I must admit before I get started- I wasn't the biggest fan of Inglourious Basterds the first time I saw it. It was still a very good movie, but I felt that some of the dialogue went much too long even for a Tarantino movie. I was disappointed as hell. So I revisited the movie a few days later and found that on a second viewing the dialogue flows a lot better than in my original viewing. So let this be a lesson to you- watch it twice, especially if war films are not your forte.
Inglourious Basterds is a World War II saga about a group of Jewish Allied Soldiers that act as an assassination squad, killing and scalping every German they come in contact with, owing Lt. Aldo Raine (Brad Pitt) one hundred Nazi scalps. The film centers on their exploits to eliminate the entire German high command and end the war once and for all.
Now before you go into this film thinking it's Saving Private Ryan or The Longest Day, please remember that this isn't an action filled movie. There's a ton of dialogue that makes this film more of an espionage flick than an action one. But Tarantino is so good at crafting this film that you don't notice as the Basterds develop a plan for the ultimate execution.
The film owes a lot to the classic World War II films that preceded it, mainly the Dirty Dozen, Kelly's Heroes, Where Eagles Dare, and the original Inglorious Bastards. These films take the stance of a group of outcasts leading the way to winning the war against unthinkable odds. Tarantino draws on the basic storyline of these films and updates them in his own unique way of telling a story. Just as he did with the Kill Bill films, he merges several genres and eras of film making into one movie and it works yet again.

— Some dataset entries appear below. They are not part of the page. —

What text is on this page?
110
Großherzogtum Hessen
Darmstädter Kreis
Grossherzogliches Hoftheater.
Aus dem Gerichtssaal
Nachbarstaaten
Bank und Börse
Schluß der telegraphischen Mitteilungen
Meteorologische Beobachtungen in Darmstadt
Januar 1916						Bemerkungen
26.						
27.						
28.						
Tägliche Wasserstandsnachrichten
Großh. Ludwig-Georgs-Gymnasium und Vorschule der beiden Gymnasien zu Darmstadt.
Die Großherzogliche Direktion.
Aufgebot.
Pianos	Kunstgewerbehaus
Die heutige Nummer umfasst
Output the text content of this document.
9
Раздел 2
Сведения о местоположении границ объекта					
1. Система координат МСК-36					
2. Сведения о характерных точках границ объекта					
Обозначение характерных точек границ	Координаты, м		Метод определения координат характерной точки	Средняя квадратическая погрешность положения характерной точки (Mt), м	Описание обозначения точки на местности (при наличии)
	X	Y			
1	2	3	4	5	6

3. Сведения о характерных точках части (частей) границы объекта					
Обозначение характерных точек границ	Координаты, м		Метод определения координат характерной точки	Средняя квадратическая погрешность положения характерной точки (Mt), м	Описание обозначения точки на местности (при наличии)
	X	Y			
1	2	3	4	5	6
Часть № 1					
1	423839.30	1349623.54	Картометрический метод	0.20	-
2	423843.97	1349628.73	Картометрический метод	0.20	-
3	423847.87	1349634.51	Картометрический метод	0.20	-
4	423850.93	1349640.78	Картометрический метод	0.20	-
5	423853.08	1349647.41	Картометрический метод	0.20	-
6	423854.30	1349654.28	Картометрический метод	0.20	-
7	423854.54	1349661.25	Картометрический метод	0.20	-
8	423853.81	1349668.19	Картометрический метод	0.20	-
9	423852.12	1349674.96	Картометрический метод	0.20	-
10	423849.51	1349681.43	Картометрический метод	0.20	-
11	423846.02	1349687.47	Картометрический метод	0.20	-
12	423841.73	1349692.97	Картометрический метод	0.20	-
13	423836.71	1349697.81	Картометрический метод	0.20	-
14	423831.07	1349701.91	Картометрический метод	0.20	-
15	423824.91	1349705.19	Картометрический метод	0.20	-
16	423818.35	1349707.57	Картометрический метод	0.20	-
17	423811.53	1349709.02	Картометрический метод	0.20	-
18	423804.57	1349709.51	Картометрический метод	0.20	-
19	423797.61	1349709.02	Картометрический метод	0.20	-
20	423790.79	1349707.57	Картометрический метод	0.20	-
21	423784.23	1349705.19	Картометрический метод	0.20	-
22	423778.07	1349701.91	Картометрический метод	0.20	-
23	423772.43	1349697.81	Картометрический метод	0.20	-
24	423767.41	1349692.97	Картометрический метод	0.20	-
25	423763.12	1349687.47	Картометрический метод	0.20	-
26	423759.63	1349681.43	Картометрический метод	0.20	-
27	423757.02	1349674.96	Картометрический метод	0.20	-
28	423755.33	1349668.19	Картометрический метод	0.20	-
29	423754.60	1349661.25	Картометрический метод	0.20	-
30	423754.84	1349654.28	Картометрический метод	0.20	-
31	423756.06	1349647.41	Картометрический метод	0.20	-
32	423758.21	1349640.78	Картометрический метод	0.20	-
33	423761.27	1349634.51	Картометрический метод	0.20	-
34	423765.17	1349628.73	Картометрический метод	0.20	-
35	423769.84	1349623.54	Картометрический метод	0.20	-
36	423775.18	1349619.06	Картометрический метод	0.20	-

Quentin Tarrantino is the world's biggest film student. He's absorbed every film he's ever seen and uses them whenever he writes or directs a film, giving us a history lesson in the cinema of the 1960's and '70's. Just as with his other films, Inglourious Basterds is another unique film that doesn't redefine a genre because it doesn't belong to any one genre. With Tarantino, every film is a unique experience that you're not going to get anywhere else.